A ban on zero-hours contracts and a repeal of the Trade Union Act have been pledged by Labour leadership candidate Owen Smith
Labour leadership candidate Owen Smith has unveiled 20 pledges a labour government under him would introduce.
Smith’s policies include:
- A pledge to focus on equality of outcome, not equality of opportunity.
- Plans to scrap the DWP and replace it with a Ministry for Labour and a Department for Social Security.
- Plans to introduce modern wages councils for hotel, shop and care workers to strengthen terms and conditions.
- Banning zero-hours contracts.
- Ending the public sector pay freeze.
- Extending the right to information and consultation to cover all workplaces with more than 50 employees.
- Ensuring worker representation on remuneration committees.

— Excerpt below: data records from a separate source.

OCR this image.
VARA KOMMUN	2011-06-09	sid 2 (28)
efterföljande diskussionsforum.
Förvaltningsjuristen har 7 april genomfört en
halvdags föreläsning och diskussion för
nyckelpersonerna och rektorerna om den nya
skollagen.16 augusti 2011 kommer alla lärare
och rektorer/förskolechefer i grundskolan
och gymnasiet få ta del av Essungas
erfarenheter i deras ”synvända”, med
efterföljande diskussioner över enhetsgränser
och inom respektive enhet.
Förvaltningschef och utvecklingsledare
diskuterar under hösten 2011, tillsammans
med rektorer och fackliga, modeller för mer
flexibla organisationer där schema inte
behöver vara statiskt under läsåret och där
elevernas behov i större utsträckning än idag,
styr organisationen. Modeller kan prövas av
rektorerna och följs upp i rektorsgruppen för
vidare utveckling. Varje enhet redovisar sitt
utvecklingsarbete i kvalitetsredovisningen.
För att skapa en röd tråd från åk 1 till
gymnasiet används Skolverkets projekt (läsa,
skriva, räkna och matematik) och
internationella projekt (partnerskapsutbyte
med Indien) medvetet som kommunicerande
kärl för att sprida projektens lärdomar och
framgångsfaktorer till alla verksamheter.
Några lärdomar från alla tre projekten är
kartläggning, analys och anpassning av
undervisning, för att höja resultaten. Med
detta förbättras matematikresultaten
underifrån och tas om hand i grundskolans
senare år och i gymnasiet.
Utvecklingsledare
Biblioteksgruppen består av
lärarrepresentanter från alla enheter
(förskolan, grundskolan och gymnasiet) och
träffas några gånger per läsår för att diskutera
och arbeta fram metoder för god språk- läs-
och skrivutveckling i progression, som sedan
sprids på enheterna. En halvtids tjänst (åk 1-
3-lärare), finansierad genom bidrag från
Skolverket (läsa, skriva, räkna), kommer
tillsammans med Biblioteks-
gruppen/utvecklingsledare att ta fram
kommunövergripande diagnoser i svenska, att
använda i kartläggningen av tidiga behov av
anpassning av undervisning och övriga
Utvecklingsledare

- Repealing the Trade Union Act, which allows employers to break strikes by bringing in agency workers to cover for strikers.
Regarding a blanket ban on zero-hours contracts, Beverley Sunderland, managing director of Crossland Employment Solicitors, pointed out that this could be potentially detrimental to those workers who benefit from such arrangements.
“While zero-hours contracts have received some very poor press in recent months, it is said that this kind of arrangement does work for some, giving them the flexibility to pick and choose when they work,” she told HR magazine. “Before implementing a knee-jerk blanket ban on such contracts, perhaps more research is needed and if indeed there is support for an arrangement of this kind, then consideration should be given for a middle ground which allows flexibility but also provides greater rights.”
Commenting on Smith’s pledge to end the public sector pay freeze, Tom Stenner-Evans, a specialist in public sector work and senior associate at law firm Michelmores, said more analysis was required to determine the viability of this. “While the decision to end the public sector pay freeze would be welcomed by employees at all levels, further analysis of whether that would be financially viable would most likely be required,” he said.
He added that Smith’s pledges represented highly employee- rather than employer-orientated intentions. “Repealing the Trade Union Act 2016, which has been welcomed by many employers, would be a divisive move, but would likely ensure ongoing support from the unions. The blanket ban on zero-hours contracts will bring mixed reactions, particularly as both employers and employees often value the flexibility that such contracts can afford when used appropriately and properly,” he added.
The Labour leadership contest will be settled in September. Smith is standing against incumbent leader Jeremy Corbyn.